Oltre 466 milioni di bambini nel mondo, quasi uno su cinque, vivono in aree in cui il numero di giornate di caldo estremo è più che raddoppiato rispetto agli anni ’60. È quanto emerge da una nuova analisi dell’UNICEF che confronta la media delle temperature degli anni Sessanta con quella del periodo 2020-2024, rilevando la velocità e la portata con cui le giornate estremamente calde –oltre i 35 gradi Celsius – stanno aumentando per quasi mezzo miliardo di bambini in tutto il mondo, molti dei quali non dispongono di infrastrutture o servizi per sopportarle.
L’intensificarsi del cambiamento climatico sta avendo impatti devastanti sulla salute e sul benessere dei più piccoli, soprattutto nelle regioni più vulnerabili.
Secondo lo studio, i bambini di Africa occidentale e centrale sono i più esposti a temperature superiori ai 35 gradi Celsius per lunghi periodi dell’anno. Paesi come il Mali, il Niger e il Sudan registrano oltre 195 giorni all’anno di caldo estremo, una realtà che mette a rischio la salute fisica e mentale dei bambini e delle donne in gravidanza. In Sud Sudan i bambini vivono in media 165 giorni all’anno di caldo estremo, rispetto ai 110 giorni degli anni ’60. Lo stesso accade in Paraguay, dove i giorni di caldo eccessivo sono passati da 36 a 71 all’anno.

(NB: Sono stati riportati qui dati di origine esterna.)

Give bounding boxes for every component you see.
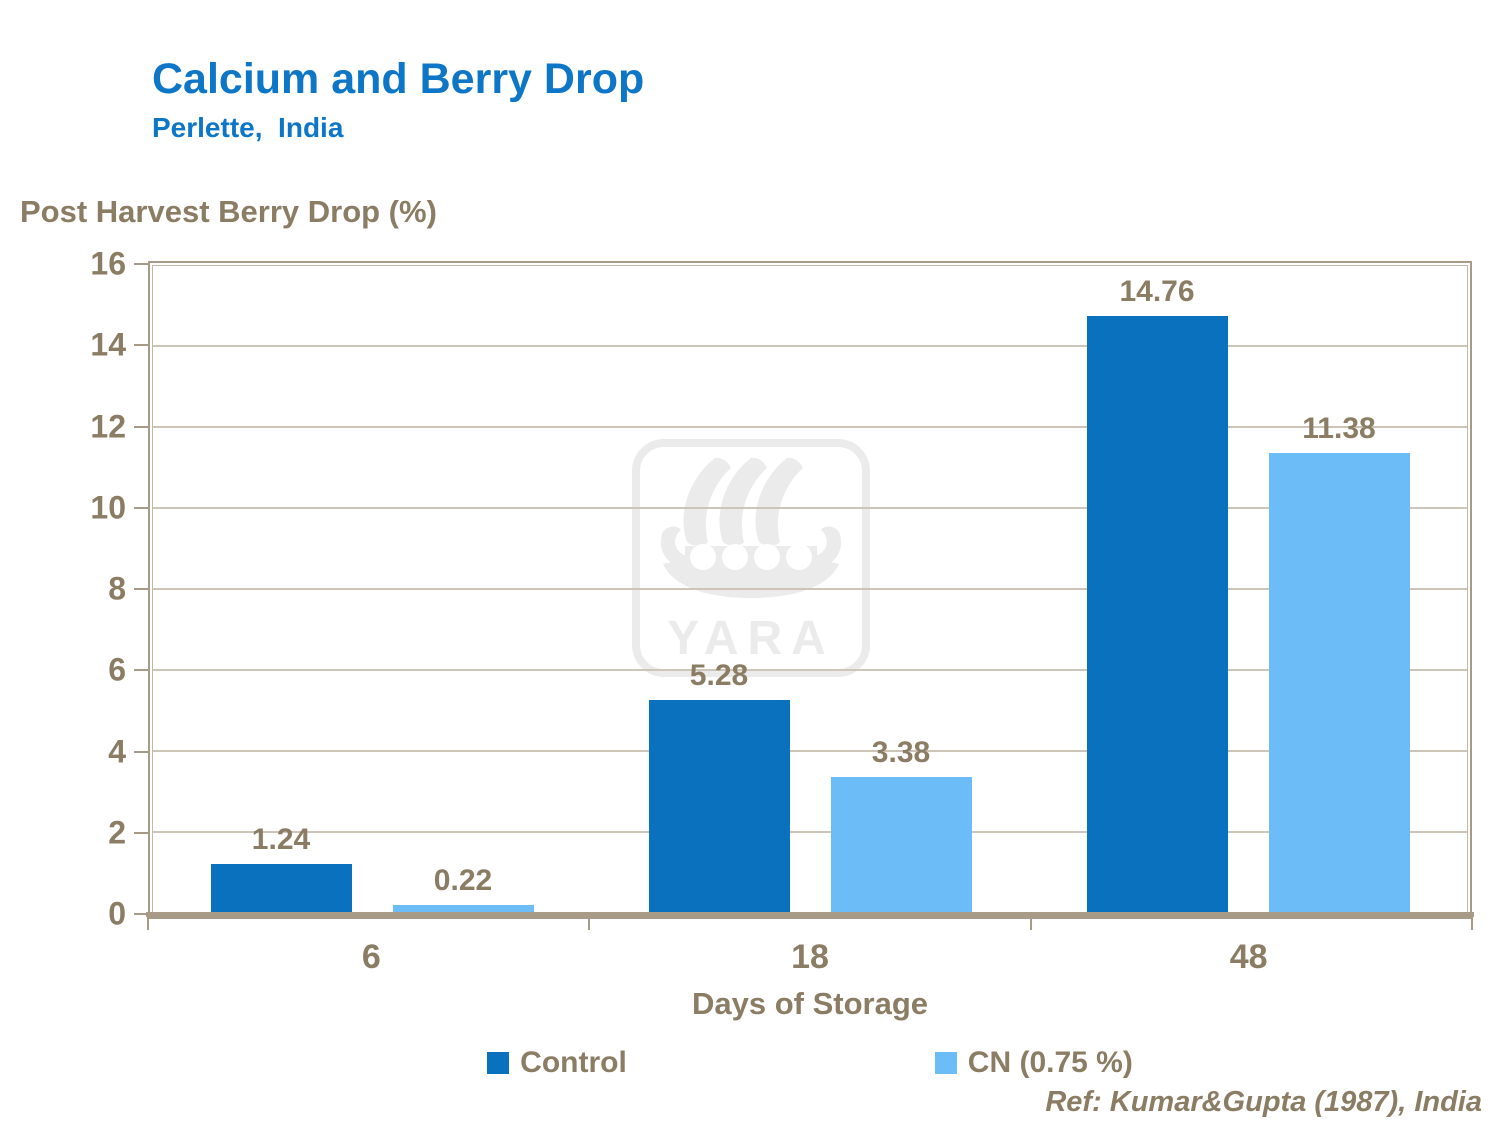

“Le giornate estive più calde sembrano ormai la norma. Il caldo estremo sta aumentando, compromettendo la salute e il benessere dei bambini, che sono particolarmente vulnerabili alle alte temperature”, sottolinea Catherine Russell, Direttrice generale dell’UNICEF. I loro corpi, infatti, si surriscaldano più velocemente rispetto a quelli degli adulti e si raffreddano più lentamente, il che li espone a rischi maggiori, in particolare nei primi anni di vita.
Il rapporto evidenzia anche come lo stress da calore incida negativamente sulla salute materna e infantile, con conseguenze su complicazioni della gravidanza, come malattie gestazionali, morti perinatali e parto pretermine. Inoltre, l’esposizione prolungata a temperature elevate aumenta il rischio di malnutrizione, malattie non trasmissibili e di infezioni come la malaria e la dengue, particolarmente diffuse in climi caldi.

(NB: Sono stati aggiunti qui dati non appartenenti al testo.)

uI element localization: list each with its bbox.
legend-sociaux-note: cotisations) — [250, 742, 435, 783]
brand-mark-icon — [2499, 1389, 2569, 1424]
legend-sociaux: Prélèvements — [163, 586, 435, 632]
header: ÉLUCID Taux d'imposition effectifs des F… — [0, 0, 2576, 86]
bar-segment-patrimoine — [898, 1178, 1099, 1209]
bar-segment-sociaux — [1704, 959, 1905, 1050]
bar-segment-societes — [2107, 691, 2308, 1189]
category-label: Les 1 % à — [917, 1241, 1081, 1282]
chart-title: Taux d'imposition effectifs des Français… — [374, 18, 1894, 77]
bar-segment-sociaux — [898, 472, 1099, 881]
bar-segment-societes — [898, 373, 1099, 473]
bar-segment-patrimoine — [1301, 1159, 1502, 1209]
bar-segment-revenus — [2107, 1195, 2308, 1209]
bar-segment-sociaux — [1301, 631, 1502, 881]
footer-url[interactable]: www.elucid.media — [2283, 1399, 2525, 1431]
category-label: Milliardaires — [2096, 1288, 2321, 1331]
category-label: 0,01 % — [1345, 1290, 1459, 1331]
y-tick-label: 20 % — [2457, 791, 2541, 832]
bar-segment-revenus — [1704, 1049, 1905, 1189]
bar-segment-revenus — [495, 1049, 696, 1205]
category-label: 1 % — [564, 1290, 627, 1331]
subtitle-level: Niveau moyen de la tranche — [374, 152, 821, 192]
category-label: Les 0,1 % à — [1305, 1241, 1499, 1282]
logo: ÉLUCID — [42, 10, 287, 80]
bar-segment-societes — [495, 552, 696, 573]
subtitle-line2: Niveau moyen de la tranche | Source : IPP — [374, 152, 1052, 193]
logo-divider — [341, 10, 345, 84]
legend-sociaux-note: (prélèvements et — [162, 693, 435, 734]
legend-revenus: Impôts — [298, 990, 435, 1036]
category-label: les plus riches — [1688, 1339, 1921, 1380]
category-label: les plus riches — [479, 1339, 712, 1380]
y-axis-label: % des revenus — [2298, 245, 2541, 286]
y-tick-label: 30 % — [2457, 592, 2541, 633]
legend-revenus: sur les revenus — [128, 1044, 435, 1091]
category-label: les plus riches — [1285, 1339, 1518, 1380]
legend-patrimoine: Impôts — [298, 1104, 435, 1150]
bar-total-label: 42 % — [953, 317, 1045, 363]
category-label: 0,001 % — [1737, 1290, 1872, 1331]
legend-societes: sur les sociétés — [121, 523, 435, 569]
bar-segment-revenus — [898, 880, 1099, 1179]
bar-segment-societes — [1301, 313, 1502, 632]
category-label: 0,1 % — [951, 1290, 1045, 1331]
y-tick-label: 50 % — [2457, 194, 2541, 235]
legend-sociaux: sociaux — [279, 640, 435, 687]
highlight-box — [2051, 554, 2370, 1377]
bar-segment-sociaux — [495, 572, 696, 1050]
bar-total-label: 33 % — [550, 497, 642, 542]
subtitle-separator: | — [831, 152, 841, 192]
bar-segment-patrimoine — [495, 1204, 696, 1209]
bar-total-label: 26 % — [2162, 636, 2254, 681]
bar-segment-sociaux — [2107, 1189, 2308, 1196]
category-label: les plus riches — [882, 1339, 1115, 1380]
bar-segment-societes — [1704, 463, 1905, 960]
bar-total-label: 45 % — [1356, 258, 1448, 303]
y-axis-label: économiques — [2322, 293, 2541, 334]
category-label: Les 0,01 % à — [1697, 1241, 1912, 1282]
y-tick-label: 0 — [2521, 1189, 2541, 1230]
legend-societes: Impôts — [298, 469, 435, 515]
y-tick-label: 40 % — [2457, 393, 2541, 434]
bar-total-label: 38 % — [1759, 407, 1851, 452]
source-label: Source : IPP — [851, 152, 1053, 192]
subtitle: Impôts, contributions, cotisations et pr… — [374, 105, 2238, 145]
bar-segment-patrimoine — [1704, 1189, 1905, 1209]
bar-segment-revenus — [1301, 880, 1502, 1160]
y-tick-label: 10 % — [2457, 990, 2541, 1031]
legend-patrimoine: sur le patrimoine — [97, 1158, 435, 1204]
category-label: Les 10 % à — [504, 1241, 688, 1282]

Il fenomeno non riguarda solo i paesi in via di sviluppo. Negli Stati Uniti, ad esempio, 36 milioni di bambini vivono in aree che registrano un numero raddoppiato di ondate di calore rispetto a sei decenni fa, e quasi sei milioni sono esposti a un numero tre volte superiore di questi eventi estremi. Anche in Italia, la situazione è peggiorata in modo significativo: il numero di ondate di calore annuali è passato da 4,97 a 13,49, con un aumento della loro durata e intensità. Circa il 90% dei bambini italiani vive in aree dove la frequenza delle ondate di calore è raddoppiata rispetto agli anni ’60. L’UNICEF ricorda che il caldo estremo potrebbe diventare ancora più frequente e duraturo se non si adottano misure drastiche per contenere il cambiamento climatico. Nei prossimi mesi, gli Stati membri dell’Accordo di Parigi avranno l’opportunità di rivedere i loro piani climatici nazionali e di adottare azioni concrete per ridurre le emissioni di gas serra e proteggere le popolazioni più vulnerabili. “I bambini di oggi e le generazioni future vivranno nel mondo che lasceremo loro”, conclude Russell, esortando i governi ad agire con coraggio per garantire un ambiente sicuro e sostenibile per tutti i bambini. Tra le raccomandazioni dell’UNICEF ci sono la riduzione urgente delle emissioni, l’adattamento dei servizi sociali essenziali – come l’istruzione e la sanità – ai cambiamenti climatici, e la promozione di programmi di educazione ambientale.